If you're using a VMWare policy type, then backing up the VM isn't an indicator of network connectivity b/t the appliance and the VM.  I suspect you have a VLAN problem or a vSwitch problem where the vSwitch your client connects through isn't actually connected to the same physical network as the appliance.  That's what the client not being able to ping the appliance but the appliance networking functioning for other paths tells me.

Are the VM and the appliance going through different gateways?  Is there a route anywhere to route those networks?

You say there is no firewall, but with Win2016 I've seen lots of admins insist for DAYS that the firewall is turned off only to find out 'oops, on this one server something went wrong with GPO and it's turned on'.  I'd actively go allow NBU ports through, and check that ping responses aren't disabled.

Are you 100% certain the VLAN setup for the appliance NIC(s) and this VM are 100% the same?  Again, lots of time troubleshooting things on this branch of the tree to find days later "oops, we fat-fingered VLAN 1040 when it was supposed to be 1049" or the like.

 

Charles
VCS, NBU & Appliances

jnardello
Moderator
Moderator
   VIP    Certified
Just to check, did this work before the upgrade or wasn't it something you'd tested out so you're unsure ? The lack of a gateway connection post-reboot is a bit concerning. I would recommend getting your network team involved, might be worth checking to make sure both of your Media Server ports are actually (still) configured in a port channel. If they error counts aren't currently zero on them, have the network tech reset them so that you can do another check later if needed to see if they're registering issues. You may also want to manually drop each Media Server NIC in turn to make sure that each of them is functional individually and can reach the GW - bonds do a great job of hiding issues sometimes. =) I'd also second Charles' recommendation about triple-checking the firewall status.

quebek
Moderator
Moderator
   VIP    Certified

Hi

Thanks... But I am also part of admin group and I was on this wintel box and did check firewall.cpl - everything is out there turned off. Both servers are in the same vlan 10, same gateway for both 10.60.208.1....

Network team was involved... per them all is OK. Now wintel/vm admins are on it... I did request to reboot that box... and see - you know this is windows so for sure this won't harm.

quebek
Moderator
Moderator
   VIP    Certified

Today I started to map what VMs are residing on which ESXi and was pinging these.
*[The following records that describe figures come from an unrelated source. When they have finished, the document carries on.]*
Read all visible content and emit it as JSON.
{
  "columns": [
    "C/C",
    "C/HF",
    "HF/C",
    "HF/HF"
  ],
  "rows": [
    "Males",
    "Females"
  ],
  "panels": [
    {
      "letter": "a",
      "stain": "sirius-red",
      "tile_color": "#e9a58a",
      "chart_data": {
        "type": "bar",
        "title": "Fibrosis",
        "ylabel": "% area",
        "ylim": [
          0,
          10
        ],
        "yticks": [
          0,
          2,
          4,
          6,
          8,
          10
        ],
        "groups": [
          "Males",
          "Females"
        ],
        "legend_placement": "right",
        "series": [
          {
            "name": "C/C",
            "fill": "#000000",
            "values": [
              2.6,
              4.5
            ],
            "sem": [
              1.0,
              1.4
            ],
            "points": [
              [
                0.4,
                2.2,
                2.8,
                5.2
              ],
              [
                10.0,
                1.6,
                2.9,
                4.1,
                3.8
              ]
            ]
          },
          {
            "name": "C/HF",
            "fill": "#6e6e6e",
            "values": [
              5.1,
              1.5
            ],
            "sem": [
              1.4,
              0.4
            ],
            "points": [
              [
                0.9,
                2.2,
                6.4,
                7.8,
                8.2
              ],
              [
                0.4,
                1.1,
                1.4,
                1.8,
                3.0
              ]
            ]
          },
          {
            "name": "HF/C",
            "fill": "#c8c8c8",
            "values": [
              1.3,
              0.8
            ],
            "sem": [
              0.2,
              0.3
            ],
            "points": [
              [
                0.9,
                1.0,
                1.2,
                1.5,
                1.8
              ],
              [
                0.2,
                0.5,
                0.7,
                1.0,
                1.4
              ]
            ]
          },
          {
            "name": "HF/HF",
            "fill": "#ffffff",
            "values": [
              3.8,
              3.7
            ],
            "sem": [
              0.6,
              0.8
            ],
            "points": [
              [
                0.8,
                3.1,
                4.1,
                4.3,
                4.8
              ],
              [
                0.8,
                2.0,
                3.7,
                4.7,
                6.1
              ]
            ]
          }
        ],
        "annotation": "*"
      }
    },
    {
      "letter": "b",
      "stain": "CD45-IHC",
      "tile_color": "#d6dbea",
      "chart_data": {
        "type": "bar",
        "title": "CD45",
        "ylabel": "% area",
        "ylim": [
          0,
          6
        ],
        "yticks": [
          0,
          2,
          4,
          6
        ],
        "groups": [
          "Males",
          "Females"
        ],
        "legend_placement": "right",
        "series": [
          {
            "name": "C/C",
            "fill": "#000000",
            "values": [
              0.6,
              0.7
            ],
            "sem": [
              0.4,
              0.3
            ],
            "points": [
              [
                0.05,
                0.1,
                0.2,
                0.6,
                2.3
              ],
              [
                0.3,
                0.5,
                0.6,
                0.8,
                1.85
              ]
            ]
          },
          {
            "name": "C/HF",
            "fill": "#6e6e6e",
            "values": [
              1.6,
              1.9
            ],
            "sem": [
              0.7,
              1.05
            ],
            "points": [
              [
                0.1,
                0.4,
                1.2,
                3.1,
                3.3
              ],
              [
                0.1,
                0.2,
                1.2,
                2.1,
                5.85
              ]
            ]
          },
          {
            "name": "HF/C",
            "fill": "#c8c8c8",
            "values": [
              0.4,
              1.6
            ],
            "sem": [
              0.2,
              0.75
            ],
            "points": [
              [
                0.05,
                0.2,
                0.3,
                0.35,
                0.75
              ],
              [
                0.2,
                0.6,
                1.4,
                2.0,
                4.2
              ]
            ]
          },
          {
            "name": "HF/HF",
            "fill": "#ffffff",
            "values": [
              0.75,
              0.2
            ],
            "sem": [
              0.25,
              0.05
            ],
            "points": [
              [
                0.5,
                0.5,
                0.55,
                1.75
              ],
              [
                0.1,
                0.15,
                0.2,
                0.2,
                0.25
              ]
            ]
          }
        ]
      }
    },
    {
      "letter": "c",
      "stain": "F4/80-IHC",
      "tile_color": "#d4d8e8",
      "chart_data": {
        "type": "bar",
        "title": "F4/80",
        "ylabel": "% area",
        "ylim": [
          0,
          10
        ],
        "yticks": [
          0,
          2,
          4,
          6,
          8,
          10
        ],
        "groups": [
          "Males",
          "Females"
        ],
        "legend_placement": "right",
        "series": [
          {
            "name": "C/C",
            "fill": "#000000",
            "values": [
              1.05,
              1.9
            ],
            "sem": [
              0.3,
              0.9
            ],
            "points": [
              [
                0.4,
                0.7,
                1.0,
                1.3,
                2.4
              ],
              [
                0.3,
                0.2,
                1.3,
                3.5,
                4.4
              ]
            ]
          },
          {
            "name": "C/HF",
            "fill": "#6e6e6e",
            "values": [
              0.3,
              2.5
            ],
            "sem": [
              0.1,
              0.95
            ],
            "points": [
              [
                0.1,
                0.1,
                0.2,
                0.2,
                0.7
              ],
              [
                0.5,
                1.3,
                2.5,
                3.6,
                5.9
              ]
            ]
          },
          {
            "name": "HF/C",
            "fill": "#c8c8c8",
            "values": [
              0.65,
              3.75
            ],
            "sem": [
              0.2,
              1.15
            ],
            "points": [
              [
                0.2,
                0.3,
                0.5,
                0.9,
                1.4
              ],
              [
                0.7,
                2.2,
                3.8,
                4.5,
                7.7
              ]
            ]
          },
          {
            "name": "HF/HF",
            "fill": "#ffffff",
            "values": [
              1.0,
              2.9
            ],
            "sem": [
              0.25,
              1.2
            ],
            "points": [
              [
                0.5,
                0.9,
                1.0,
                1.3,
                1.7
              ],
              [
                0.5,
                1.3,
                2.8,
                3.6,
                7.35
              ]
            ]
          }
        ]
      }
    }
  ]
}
It turned out I can ping few and few from the same subnet from the same ESXi can't.

I forced network team to verify LACP status on their end, and it turned out that one of the ports in this port channel was suspended (down) while NBU appliance was showing for both UP status.

So I did elevate to CLI and run ifdown bond0 followed by ifup bond0

Than I had to add again default gw

And everything is working back fine…

I am just wondering why appliance did not notice the remote port being in down state.

 

Nonetheless thank you for your assistance.